Ab initio studies of the linear complex HC 3N⋯HC 3N

Abstract

Ab initio calculations using an STO-3G basis set have been performed to obtain the optimized geometry of the complex HC 3N⋯HC 3 N. A 6–31G basis set is then used at the STO-3G optimized geometry to estimate hydrogen bond energies, dipole moments, charge transfer effects, vibrational ground state rotational spectroscopic constants, and to analyze the perturbation of the N⋯H interaction on the IR intensity parameters of these atoms from their atomic polar tensors using the charge-charge flux-overlap (CCFO) model.

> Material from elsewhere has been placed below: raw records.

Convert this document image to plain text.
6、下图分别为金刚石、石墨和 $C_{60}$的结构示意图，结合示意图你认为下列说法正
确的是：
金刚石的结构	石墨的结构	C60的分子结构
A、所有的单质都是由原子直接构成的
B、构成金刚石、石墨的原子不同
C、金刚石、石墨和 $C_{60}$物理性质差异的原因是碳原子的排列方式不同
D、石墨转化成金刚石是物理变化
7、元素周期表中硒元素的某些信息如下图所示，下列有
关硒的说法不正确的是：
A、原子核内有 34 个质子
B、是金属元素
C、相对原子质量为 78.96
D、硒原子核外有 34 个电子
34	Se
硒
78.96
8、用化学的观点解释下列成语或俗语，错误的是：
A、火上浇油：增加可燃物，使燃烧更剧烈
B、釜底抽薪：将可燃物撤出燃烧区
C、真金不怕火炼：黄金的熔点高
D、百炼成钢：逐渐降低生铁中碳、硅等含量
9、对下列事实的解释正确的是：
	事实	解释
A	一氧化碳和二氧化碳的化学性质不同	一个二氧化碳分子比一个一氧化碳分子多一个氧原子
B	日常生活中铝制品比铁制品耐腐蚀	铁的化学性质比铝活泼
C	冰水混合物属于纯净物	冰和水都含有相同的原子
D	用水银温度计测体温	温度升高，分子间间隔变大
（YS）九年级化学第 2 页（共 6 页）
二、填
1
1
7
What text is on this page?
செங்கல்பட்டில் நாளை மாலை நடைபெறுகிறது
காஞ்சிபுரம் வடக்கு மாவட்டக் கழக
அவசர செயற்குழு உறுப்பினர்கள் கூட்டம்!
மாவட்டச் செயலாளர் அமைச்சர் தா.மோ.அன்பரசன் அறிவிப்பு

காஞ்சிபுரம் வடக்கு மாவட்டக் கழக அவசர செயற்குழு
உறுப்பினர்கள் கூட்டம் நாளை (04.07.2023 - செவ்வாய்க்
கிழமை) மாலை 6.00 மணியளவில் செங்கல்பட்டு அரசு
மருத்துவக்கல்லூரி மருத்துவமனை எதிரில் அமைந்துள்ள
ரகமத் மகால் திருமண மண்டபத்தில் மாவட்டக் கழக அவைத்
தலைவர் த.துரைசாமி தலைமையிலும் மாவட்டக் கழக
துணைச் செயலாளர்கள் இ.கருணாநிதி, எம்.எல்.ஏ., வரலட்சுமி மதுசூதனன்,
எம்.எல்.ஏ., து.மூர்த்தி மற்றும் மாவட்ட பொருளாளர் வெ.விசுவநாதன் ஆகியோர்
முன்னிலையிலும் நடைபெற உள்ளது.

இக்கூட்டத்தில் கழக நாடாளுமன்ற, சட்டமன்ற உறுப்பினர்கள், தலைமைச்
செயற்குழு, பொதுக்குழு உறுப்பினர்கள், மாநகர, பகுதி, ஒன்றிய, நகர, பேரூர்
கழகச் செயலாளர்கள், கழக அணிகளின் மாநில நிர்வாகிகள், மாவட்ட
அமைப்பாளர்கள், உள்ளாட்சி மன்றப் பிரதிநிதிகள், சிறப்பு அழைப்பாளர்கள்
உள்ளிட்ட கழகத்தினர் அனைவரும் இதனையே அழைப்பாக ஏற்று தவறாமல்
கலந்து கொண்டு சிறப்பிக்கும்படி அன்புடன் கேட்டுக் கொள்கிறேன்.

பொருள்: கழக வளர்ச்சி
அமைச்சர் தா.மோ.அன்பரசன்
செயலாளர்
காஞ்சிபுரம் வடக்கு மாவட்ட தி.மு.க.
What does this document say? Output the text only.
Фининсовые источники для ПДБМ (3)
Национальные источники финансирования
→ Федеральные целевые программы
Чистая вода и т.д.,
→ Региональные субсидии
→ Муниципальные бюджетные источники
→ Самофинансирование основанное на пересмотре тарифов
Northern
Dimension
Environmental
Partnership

These results support the conclusion from previous work, using the monomer experimental geometry and optimized r N⋯H bond distance, that the deformation modes are practically unaltered owing to the formation of the H bond and that the elements associated with the CN b and H b-C stretching modes increase substantially, mainly due to the charge flux term P zz (CF) in which charge transfer and polarization effects have important contributions. It is interesting that in this largest cyanopolyacetylene H-bonded complex of the series previously investigated, smaller basis sets and fixed monomer geometries yield similar trends in the physical interpretations as compared to the present more elaborate calculations using larger basis sets and a fully optimized geometry. This may be important regarding computational feasibility of larger complexes of the series under investigation, considering the large amount of computer time required to obtain optimized geometries of these complexes even at the STO-3G level.